Complete telomere-to-telomere de novo assembly of the Plasmodium falciparum genome using long-read sequencing
Sequence-based estimation of genetic diversity of Plasmodium falciparum, the most lethal malarial parasite, has proved challenging due to a lack of a complete genomic assembly. The skewed AT-richness (~80.6% (A+T)) of its genome and the lack of technology to assemble highly polymorphic sub-telomeric regions that contain clonally variant, multigene virulence families (i.e. var and rifin) have confounded attempts using short-read NGS technologies.

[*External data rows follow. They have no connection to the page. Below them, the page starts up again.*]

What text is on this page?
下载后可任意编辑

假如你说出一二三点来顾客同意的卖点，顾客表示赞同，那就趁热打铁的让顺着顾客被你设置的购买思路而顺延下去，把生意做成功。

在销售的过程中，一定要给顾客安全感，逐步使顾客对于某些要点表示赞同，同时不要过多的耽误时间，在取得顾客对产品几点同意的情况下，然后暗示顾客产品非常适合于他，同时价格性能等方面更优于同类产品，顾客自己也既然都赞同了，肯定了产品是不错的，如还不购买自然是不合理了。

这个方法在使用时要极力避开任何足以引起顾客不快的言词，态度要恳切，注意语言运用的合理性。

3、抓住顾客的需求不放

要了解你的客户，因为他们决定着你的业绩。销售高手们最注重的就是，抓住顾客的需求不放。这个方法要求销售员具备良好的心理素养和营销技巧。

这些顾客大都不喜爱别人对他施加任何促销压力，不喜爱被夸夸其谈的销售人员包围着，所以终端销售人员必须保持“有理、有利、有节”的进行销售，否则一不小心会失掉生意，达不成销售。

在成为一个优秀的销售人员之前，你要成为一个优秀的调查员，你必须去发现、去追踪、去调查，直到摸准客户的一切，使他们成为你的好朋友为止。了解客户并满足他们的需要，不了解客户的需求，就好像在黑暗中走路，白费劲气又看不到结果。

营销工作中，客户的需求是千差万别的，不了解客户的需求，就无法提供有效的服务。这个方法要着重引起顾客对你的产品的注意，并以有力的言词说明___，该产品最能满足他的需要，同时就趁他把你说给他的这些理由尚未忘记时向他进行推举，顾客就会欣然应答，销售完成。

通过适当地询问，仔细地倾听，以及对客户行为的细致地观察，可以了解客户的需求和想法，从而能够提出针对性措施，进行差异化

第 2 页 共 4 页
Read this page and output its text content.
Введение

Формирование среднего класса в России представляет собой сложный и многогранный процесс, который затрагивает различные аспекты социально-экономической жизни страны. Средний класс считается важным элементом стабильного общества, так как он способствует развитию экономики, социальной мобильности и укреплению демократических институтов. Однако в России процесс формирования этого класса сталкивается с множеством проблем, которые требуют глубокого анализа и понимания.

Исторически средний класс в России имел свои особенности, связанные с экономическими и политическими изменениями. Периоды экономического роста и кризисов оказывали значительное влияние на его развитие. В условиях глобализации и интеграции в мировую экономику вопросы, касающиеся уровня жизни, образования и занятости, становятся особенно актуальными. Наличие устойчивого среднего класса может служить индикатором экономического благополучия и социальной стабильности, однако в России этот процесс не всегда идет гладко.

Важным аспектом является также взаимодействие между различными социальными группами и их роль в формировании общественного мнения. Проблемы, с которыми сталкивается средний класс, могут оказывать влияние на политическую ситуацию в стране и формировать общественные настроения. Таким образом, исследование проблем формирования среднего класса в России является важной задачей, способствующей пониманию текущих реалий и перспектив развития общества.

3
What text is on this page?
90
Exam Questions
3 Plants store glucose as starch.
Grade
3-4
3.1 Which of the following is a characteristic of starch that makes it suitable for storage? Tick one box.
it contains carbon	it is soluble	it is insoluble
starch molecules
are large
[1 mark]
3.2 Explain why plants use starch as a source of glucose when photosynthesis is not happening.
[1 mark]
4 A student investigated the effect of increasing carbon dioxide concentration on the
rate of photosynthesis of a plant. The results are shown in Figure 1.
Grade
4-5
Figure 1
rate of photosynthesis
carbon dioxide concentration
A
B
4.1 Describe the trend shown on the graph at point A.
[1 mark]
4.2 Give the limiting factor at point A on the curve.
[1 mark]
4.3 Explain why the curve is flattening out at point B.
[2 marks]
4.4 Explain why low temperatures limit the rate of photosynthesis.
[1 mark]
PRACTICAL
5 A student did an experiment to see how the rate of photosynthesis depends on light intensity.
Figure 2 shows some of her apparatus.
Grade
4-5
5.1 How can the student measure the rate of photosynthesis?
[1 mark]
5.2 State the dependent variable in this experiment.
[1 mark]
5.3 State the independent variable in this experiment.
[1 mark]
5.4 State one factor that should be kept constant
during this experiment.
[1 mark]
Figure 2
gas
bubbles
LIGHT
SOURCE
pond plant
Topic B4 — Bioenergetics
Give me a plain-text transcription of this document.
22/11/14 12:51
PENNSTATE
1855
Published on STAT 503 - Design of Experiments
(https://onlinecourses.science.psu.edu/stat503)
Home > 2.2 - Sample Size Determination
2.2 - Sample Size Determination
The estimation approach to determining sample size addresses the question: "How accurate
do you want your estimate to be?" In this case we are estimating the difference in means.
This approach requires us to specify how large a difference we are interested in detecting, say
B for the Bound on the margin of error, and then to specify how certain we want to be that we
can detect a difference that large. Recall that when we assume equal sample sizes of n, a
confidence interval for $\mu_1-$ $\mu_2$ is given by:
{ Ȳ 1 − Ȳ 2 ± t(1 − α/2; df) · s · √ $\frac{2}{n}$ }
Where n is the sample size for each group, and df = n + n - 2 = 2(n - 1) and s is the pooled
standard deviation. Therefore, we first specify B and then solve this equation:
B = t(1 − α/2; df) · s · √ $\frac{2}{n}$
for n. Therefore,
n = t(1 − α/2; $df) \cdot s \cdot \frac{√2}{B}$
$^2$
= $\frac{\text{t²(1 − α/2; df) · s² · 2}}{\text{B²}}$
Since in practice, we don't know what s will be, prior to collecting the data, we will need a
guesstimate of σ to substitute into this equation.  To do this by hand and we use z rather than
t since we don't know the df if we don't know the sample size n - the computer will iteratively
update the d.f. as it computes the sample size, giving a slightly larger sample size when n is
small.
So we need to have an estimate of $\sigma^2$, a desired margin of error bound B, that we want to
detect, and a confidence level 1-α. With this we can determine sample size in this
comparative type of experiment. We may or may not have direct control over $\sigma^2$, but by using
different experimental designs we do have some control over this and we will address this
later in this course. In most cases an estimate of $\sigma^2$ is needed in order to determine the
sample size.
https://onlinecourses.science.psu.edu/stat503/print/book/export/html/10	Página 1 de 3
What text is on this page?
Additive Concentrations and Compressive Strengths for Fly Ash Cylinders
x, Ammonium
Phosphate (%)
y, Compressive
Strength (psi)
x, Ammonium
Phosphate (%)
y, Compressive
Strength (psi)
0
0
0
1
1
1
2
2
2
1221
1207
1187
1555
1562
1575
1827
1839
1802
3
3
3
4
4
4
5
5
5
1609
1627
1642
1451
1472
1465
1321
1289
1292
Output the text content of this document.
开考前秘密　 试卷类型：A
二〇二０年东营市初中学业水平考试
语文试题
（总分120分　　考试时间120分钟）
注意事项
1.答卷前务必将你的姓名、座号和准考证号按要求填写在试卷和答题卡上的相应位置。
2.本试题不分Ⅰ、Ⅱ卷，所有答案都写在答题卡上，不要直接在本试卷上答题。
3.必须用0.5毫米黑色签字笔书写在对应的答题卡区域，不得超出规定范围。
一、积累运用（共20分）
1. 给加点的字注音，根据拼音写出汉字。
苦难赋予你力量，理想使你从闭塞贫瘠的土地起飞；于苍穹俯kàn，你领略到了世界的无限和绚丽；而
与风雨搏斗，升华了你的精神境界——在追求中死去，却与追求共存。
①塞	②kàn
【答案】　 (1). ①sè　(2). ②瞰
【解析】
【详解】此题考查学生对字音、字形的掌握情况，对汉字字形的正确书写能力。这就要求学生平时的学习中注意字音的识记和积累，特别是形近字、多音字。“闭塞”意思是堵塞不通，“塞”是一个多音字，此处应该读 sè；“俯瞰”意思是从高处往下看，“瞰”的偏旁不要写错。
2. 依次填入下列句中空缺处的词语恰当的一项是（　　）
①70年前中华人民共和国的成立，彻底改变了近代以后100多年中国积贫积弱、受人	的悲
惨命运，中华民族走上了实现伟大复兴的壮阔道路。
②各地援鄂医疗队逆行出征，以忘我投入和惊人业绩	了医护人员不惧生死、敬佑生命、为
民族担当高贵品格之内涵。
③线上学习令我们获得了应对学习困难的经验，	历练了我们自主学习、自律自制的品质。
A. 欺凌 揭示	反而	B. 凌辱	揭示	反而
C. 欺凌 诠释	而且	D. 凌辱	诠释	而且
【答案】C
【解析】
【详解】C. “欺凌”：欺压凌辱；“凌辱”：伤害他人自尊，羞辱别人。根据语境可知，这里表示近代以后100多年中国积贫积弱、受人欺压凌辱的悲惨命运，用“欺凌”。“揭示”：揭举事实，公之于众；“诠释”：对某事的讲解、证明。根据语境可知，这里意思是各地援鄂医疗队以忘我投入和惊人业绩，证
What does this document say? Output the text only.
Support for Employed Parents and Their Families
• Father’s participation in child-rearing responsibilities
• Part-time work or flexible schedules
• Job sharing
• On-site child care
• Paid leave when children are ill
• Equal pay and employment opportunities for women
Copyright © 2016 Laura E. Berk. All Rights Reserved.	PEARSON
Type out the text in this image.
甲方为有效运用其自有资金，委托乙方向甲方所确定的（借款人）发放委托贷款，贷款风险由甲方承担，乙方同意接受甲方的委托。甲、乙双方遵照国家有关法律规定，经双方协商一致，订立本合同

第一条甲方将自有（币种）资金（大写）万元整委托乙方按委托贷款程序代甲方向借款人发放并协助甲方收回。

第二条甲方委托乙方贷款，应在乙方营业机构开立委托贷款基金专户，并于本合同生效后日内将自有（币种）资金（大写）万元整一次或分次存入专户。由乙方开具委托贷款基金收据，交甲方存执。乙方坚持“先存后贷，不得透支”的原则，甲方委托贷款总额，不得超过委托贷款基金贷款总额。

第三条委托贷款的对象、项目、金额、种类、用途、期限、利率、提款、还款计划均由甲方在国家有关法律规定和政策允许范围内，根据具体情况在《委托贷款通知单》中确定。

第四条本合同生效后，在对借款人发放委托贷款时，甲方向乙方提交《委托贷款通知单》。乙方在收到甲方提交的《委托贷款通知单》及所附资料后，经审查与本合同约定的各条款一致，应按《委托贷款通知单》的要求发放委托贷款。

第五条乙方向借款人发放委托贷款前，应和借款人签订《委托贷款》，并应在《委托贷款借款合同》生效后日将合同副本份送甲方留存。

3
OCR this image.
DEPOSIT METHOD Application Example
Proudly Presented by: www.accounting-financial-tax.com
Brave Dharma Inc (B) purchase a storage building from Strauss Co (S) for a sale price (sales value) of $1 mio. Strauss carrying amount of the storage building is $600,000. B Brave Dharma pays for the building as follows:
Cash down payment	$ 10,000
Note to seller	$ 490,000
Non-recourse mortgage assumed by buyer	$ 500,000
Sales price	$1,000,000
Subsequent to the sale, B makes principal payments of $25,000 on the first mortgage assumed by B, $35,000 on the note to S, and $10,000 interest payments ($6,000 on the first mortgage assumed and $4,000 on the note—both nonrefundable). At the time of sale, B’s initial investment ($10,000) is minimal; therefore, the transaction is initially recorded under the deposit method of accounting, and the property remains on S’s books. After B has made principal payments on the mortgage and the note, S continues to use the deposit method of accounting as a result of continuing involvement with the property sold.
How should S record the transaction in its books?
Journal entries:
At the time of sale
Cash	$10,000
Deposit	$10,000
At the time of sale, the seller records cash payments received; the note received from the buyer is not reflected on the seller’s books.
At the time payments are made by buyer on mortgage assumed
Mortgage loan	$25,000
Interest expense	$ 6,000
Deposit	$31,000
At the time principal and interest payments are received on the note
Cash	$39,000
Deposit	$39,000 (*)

Using single molecule, real-time (SMRT) sequencing, we successfully compiled all 14 nuclear chromosomes of the P. falciparum genome from telomere-to-telomere in single contigs. Specifically, amplification-free sequencing generated reads of average length 12 kb, with =50% of the reads between 15.5 and 50 kb in length. A hierarchical genome assembly process (HGAP), was used to assemble the P. falciparum genome de novo. This assembly accurately resolved centromeres (~90-99% (A+T)) and sub-telomeric regions, and identified large insertions and duplications in the genome that added extra genes to the var and rifin virulence families, along with smaller structural variants such as homopolymer tract expansions. These regions can be used as markers for genetic diversity during comparative genome analyses. Moreover, identifying the polymorphic and repetitive sub-telomeric sequences of parasite populations from endemic areas might inform the link between structural variation and phenotypes such as virulence, drug resistance and disease transmission.